Because it is not only our specialised knowledge that makes us good health professionals. It is our attitudes and our behaviours that our patients will remember.

If we need to go to a doctor as a patient, we primarily want to see someone who is highly skilled. Most of us also want someone we can trust, who cares, who is compassionate and who puts our interests first.

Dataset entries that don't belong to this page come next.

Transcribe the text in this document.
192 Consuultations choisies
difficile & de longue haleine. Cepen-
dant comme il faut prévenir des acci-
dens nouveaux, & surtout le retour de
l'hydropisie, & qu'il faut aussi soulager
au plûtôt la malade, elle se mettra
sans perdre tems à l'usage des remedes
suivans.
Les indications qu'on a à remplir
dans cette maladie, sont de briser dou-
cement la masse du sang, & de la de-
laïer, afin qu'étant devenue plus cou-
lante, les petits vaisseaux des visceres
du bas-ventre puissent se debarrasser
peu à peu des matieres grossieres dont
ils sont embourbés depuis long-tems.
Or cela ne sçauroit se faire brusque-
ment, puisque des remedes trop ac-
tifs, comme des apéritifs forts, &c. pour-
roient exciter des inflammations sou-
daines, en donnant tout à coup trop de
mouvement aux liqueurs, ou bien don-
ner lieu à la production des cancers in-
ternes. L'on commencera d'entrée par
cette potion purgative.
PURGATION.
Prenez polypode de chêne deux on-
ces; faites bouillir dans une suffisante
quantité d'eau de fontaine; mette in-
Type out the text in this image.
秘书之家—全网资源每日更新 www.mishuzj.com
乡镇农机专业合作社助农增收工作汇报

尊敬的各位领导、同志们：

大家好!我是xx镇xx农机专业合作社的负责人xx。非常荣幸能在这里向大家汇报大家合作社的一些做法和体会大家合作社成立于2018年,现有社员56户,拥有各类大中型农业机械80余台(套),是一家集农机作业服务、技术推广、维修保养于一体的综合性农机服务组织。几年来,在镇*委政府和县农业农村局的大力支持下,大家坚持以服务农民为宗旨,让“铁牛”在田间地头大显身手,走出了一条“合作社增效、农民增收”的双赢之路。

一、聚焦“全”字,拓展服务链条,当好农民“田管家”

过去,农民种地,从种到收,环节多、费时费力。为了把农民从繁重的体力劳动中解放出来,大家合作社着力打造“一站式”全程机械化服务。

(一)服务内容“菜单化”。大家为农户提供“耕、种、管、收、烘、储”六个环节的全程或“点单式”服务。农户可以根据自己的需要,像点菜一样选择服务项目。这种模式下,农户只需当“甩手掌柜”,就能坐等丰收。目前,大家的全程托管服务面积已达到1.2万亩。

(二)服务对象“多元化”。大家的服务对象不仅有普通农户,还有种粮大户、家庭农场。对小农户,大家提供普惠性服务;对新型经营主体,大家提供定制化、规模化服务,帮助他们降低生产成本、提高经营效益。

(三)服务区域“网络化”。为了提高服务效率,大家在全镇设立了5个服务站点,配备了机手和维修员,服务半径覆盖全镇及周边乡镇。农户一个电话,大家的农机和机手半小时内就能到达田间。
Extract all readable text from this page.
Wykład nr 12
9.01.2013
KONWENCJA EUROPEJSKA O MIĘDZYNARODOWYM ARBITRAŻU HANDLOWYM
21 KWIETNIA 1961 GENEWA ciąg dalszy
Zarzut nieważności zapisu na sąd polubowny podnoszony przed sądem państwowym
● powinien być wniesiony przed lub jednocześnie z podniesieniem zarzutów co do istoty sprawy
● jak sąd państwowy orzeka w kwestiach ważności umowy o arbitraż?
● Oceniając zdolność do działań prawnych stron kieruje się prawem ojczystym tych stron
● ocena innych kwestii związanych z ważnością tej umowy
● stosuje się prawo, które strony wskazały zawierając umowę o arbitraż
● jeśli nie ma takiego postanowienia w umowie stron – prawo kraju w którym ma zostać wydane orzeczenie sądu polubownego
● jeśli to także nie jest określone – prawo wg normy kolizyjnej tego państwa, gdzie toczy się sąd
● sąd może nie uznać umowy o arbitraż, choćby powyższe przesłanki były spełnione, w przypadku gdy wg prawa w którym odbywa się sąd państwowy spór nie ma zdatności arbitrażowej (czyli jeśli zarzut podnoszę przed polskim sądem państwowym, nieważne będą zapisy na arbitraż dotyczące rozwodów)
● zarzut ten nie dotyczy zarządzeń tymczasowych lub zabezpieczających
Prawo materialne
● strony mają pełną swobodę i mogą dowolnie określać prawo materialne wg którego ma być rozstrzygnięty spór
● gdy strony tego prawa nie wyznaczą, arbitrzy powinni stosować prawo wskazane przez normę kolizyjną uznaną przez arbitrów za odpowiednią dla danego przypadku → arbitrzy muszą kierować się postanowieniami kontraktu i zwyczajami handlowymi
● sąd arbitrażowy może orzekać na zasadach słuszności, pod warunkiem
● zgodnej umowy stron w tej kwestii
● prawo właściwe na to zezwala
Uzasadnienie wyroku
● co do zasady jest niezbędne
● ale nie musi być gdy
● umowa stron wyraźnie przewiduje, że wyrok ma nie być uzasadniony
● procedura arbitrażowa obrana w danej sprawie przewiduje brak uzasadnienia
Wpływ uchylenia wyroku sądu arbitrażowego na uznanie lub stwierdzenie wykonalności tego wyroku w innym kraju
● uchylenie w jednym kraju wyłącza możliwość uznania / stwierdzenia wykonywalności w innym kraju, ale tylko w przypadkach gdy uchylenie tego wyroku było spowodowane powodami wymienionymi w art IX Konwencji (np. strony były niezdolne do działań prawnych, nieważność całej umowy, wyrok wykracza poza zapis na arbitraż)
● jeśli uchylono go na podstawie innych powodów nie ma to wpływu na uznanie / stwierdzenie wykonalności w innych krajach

Our patients need those same things: expertise, someone they can trust, someone who puts their interests first and who shows compassion and understanding. MT

REFERENCES

1. Schiff G. Crossing boundaries – violation or obligation? JAMA 2013; 310: 1233-1234.
2. Report of the Mid Staffordshire NHS Foundation Trust Public Inquiry. Her Majesty’s Stationary Office London: Crown copyright; 2013.
3. National Advisory Group on the Safety of Patients in England. A promise to learn – a commitment to act: improving the safety of patients in England. London: Crown copyright; 2103.
4. Birden HH, Usherwood T. ‘They liked it if you said you cried’: how medical students perceive the teaching of professionalism. Med J Aust 2013; 199: 406-409. 5. Leo T, Eagen K. Professionalism education: the medical student response. Perspect Biol Med 2008; 51: 508-516.
6. Reddy ST, Farnan JM, Yoon JD, et al. Third-year medical students’ participation in and perceptions of unprofessional behaviors. Acad Med 2007; 82(10 Suppl): S35-S39.
7. Brainard AH, Brislen HC. Viewpoint: learning professionalism – a view from the trenches. Acad Med 2007; 82: 1010-1014.
8. Bornstein D. Medicine’s search for meaning. The New York Times; 19 September 2013.